ロキシスの話
その日も生憎の雨で、仕事は無し。ロキシスの家には今エリナ、ティル、フィオーレ、ルードが集まっていた。
「しかし、雨の日は暇でしょうが無いな。」
「まあ偶には休みも良いじゃない。それに、畑に水を撒かなくて良いからこっちは大助かりよ。」
「ふむ。今年は例年以上に豊作だったし、ロキシスのお陰で肉類や木の実も沢山ある。」
「それはどうも。」
ロキシス達はお茶を飲みながら寛いでいた。
「そう言えば、ロキシス。」
「ん?どうした、フィオーレ。」
「前にルードさんから聞いたのだけど、この島の人じゃないのよね?」
「あぁ。飛行魔法で飛んできたからな。」
「カレーもそうだけど、ヒューミルって色々なことを知っているじゃない?それを教えて欲しいんだけど?」
「村人全員にまとめて教えるから、そこは心配しなくていいぞ。」
「そうだぜ、フィオーレ。今ロキシスは狩りのことで男達に色々教えてくれているんだ。これ以上忙しくするのはちょっと…な?」
「それは解るけど…」
「一日おきに、男と女に教える日を設けたらどうだ?」
ルードがそう言う。
「確かにそうだな。」
「でも、ロキシスの負担にならない?」
エリナが心配そうに言う。
「俺は構わない。ところで、村の警備のことだけど…」
ロキシスが話題を変えようとする。
「この間のデミール族の襲撃もあるし、村に何人か男を残したらどうだ?このままだと安心して狩りが出来ないだろう?」
「それはそうなんだけど…」
フィオーレは申し訳なさそうな顔をする。ティルも同じような顔をして、
「俺達、対人戦ってのが出来ないんだよ、全員。」
「魔物や動物は狩れるのにか?」
「元々、我々エミル族は争いを好まないからね。そのせいで圧倒的に数が少ないのだ。」
ルードが付け加えていう。
「うーん、皆に戦い方を教えると、途轍もない時間がかかりそうだな。」
「ロキシス、何か良い考えがあるの?」
エリナがロキシスを見ていうと、ロキシスは少し考えて、
「家にプロテクトの魔法をそれぞれかけたから、家に入れば安全だがな。」
と言った。確かに襲撃前からロキシスは各家にプロテクトの魔法をかけていた。襲撃を受けたときは外に出ていたので効果が無かったのだが、悪意を持つ人が入ろうとすれば、それを防いでくれる筈だった。
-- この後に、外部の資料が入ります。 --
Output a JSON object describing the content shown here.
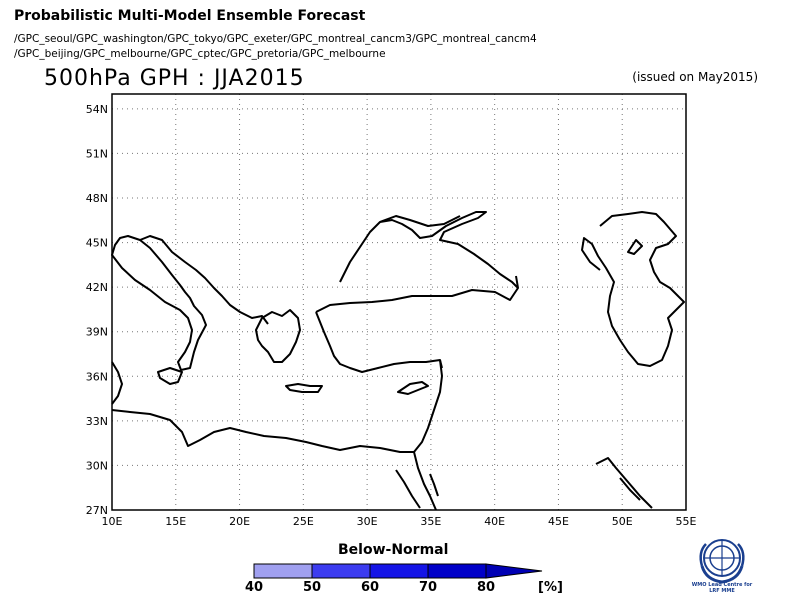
{
  "header": {
    "title": "Probabilistic Multi-Model Ensemble Forecast",
    "models_line1": "/GPC_seoul/GPC_washington/GPC_tokyo/GPC_exeter/GPC_montreal_cancm3/GPC_montreal_cancm4",
    "models_line2": "/GPC_beijing/GPC_melbourne/GPC_cptec/GPC_pretoria/GPC_melbourne",
    "subtitle": "500hPa GPH : JJA2015",
    "issued": "(issued on May2015)"
  },
  "map": {
    "lon_range": [
      10,
      55
    ],
    "lat_range": [
      27,
      55
    ],
    "lat_ticks": [
      "27N",
      "30N",
      "33N",
      "36N",
      "39N",
      "42N",
      "45N",
      "48N",
      "51N",
      "54N"
    ],
    "lon_ticks": [
      "10E",
      "15E",
      "20E",
      "25E",
      "30E",
      "35E",
      "40E",
      "45E",
      "50E",
      "55E"
    ]
  },
  "colorbar": {
    "label": "Below-Normal",
    "ticks": [
      "40",
      "50",
      "60",
      "70",
      "80"
    ],
    "unit": "[%]",
    "colors": [
      "#a0a0f0",
      "#3c3cf0",
      "#1414e6",
      "#0000c8",
      "#0000b4"
    ]
  },
  "logo": {
    "icon": "wmo-emblem-icon",
    "line1": "WMO Lead Centre for",
    "line2": "LRF MME"
  }
}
「どちらにせよ、何人か鍛えて持ち回りで警備についた方が良いかもな。最悪、時間稼ぎさえして貰えれば、俺が対処できる。」
「ロキシス、前から思っていたんだけど、どれくらい強いの?」
フィオーレが質問する。
「サーベルウルフさえも屠る強さを、何処で手に入れたの?」
「…まあ、そろそろ話しても良いかもな。俺がどうやって強くなったのかを。」
そして、天界での修行の日々を語って聞かせた。
「そんな過酷な修行を…」
「強さの理由は解ったわ。でも、なんのためにこの島に来たの?」
「そこまで聞くの?」
エリナがフィオーレを止める。これ以上聞くのは酷だと思ったからだった。
「…」
「ここまで話したのだ、最後まで話しても良いのではないか、ロキシス。」
「あぁ。俺がここに来た理由は、エリナに会うためだ。」
「私に…?」
エリナはドキッとした。
「俺の最愛の人、ロキの生まれ変わり、それがエリナなんだよ。」
「そんな…」
「どういうことだ!?」
フィオーレとティルがくってかかるので、ロキシスは全ての事情を話した。自分の名前も全て、あったこと全てを。
「ロキ様が…亡くなっていただなんて…」
「にわかには信じられんが、ロキシスが言うのだ、間違いないだろう。」
「その力は俺と共にあるが、魂は転生してエリナの中にある筈なんだ。どうやって力を戻そうか考えていたが、それも今はどうでも良い。」
「…どういうこと?」
「ロキはロキ、エリナはエリナだ。俺の一存で変なことをして、エリナを失いたくない。」
「ロキシス…」
隣に座っていたエリナがそっと、ロキシスの手を握る。
「俺にとっては、2人とも大事なんだ。どちらかを失うなんて考えられない。だから、1度天界に戻ろうと思う。」
「どうしてよ、ここに居ればいいじゃない?」
「エリナとロキ、両方を救う方法があるはずだ。それを他の神に聞いてくる。」
「ロキシス、無茶はしないで…」
「大丈夫だ、エリナ。必ず解決策を見つけてくるから。」
そうして二日後の晴れた日に、ロキシスは天界へのゲートを開いて天界へと赴いて行った。